Ella y su partido gobernante, Morena, han sido objeto de críticas por proteger a funcionarios mexicanos acusados por fiscales estadounidenses de conspirar con los cárteles.
Maestros en protesta han paralizado partes del país, exigiendo mejores salarios y reformas en las pensiones. Otros grupos —jueces federales, activistas anticorrupción y un movimiento contra el Mundial— también planean realizar protestas frente a los estadios durante el torneo para expresar su descontento.
“Es una muy buena manera de decir:
‘Si los ojos del mundo están puestos en nosotros, queremos que se saquen a la luz las cosas que realmente importan’”, dijo Mónica de la Vega, antropóloga deportiva del estado de San Luis Potosí, refiriéndose a los manifestantes que planean aprovechar el momento.
Al ceder su asiento, Sheinbaum podría evitar un momento incómodo.

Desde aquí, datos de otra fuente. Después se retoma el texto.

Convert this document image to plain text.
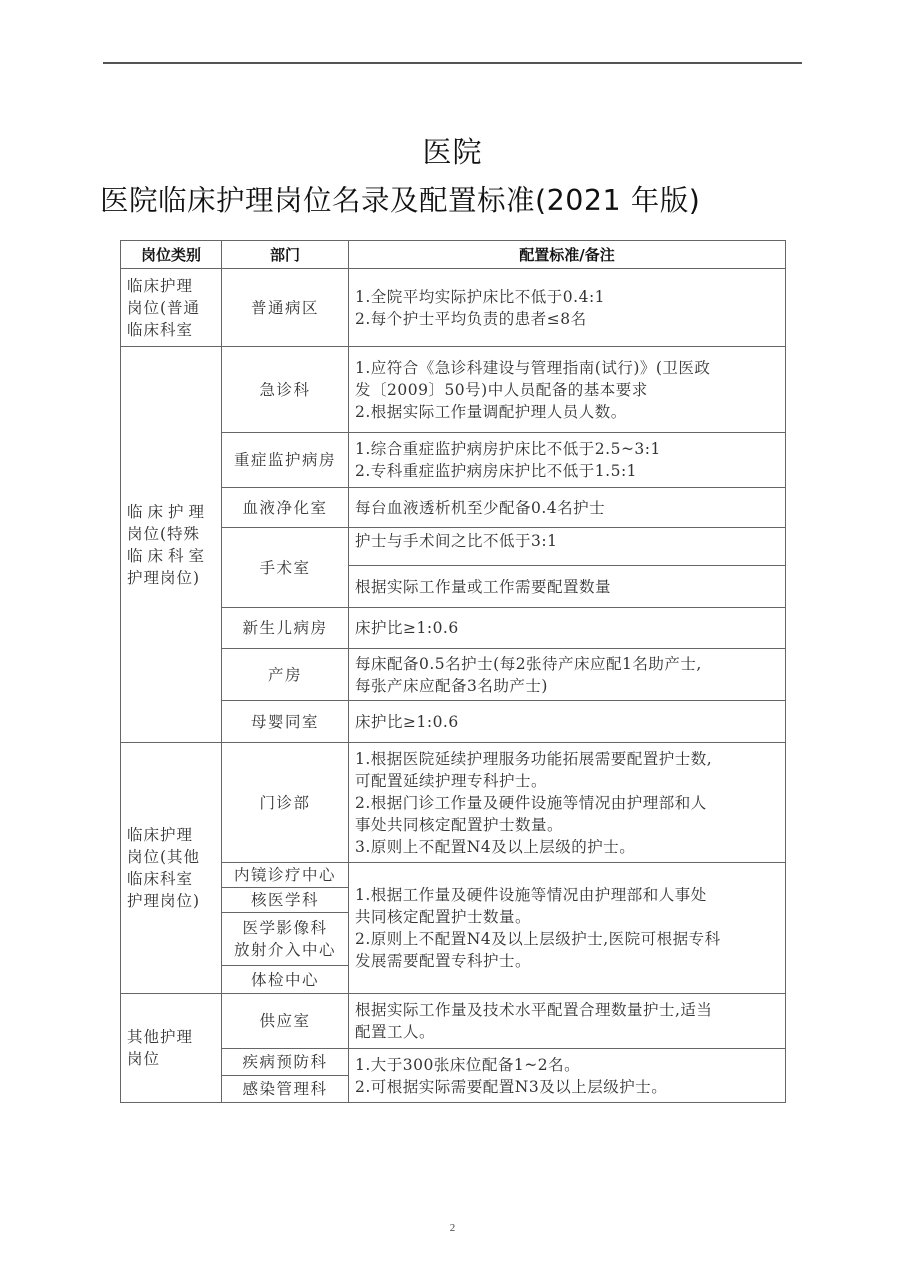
医院
医院临床护理岗位名录及配置标准(2021 年版)
岗位类别	部门	配置标准/备注

临床护理
岗位(普通
临床科室	普通病区	1.全院平均实际护床比不低于0.4:1
2.每个护士平均负责的患者≤8名

临床护理
岗位(特殊
临床科室
护理岗位)	急诊科	1.应符合《急诊科建设与管理指南(试行)》(卫医政
发〔2009〕50号)中人员配备的基本要求
2.根据实际工作量调配护理人员人数。

	重症监护病房	1.综合重症监护病房护床比不低于2.5~3:1
2.专科重症监护病房床护比不低于1.5:1

	血液净化室	每台血液透析机至少配备0.4名护士

	手术室	护士与手术间之比不低于3:1

		根据实际工作量或工作需要配置数量

	新生儿病房	床护比≥1:0.6

	产房	每床配备0.5名护士(每2张待产床应配1名助产士,
每张产床应配备3名助产士)

	母婴同室	床护比≥1:0.6

临床护理
岗位(其他
临床科室
护理岗位)	门诊部	1.根据医院延续护理服务功能拓展需要配置护士数,
可配置延续护理专科护士。
2.根据门诊工作量及硬件设施等情况由护理部和人
事处共同核定配置护士数量。
3.原则上不配置N4及以上层级的护士。

	内镜诊疗中心	1.根据工作量及硬件设施等情况由护理部和人事处
共同核定配置护士数量。
2.原则上不配置N4及以上层级护士,医院可根据专科
发展需要配置专科护士。

	核医学科	

	医学影像科
放射介入中心	

	体检中心	

其他护理
岗位	供应室	根据实际工作量及技术水平配置合理数量护士,适当
配置工人。

	疾病预防科	1.大于300张床位配备1~2名。
2.可根据实际需要配置N3及以上层级护士。

	感染管理科	
2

La historia demuestra que los estadios mexicanos son un territorio notoriamente hostil para los presidentes en ejercicio.
“En este caso particular, los asistentes mexicanos formarán parte de una élite económica que desaprueba en gran medida la administración de Claudia Sheinbaum”, afirmó Sergio Varela, sociólogo deportivo radicado en la Ciudad de México.
“No me cabe duda de que, si asiste, será abucheada”.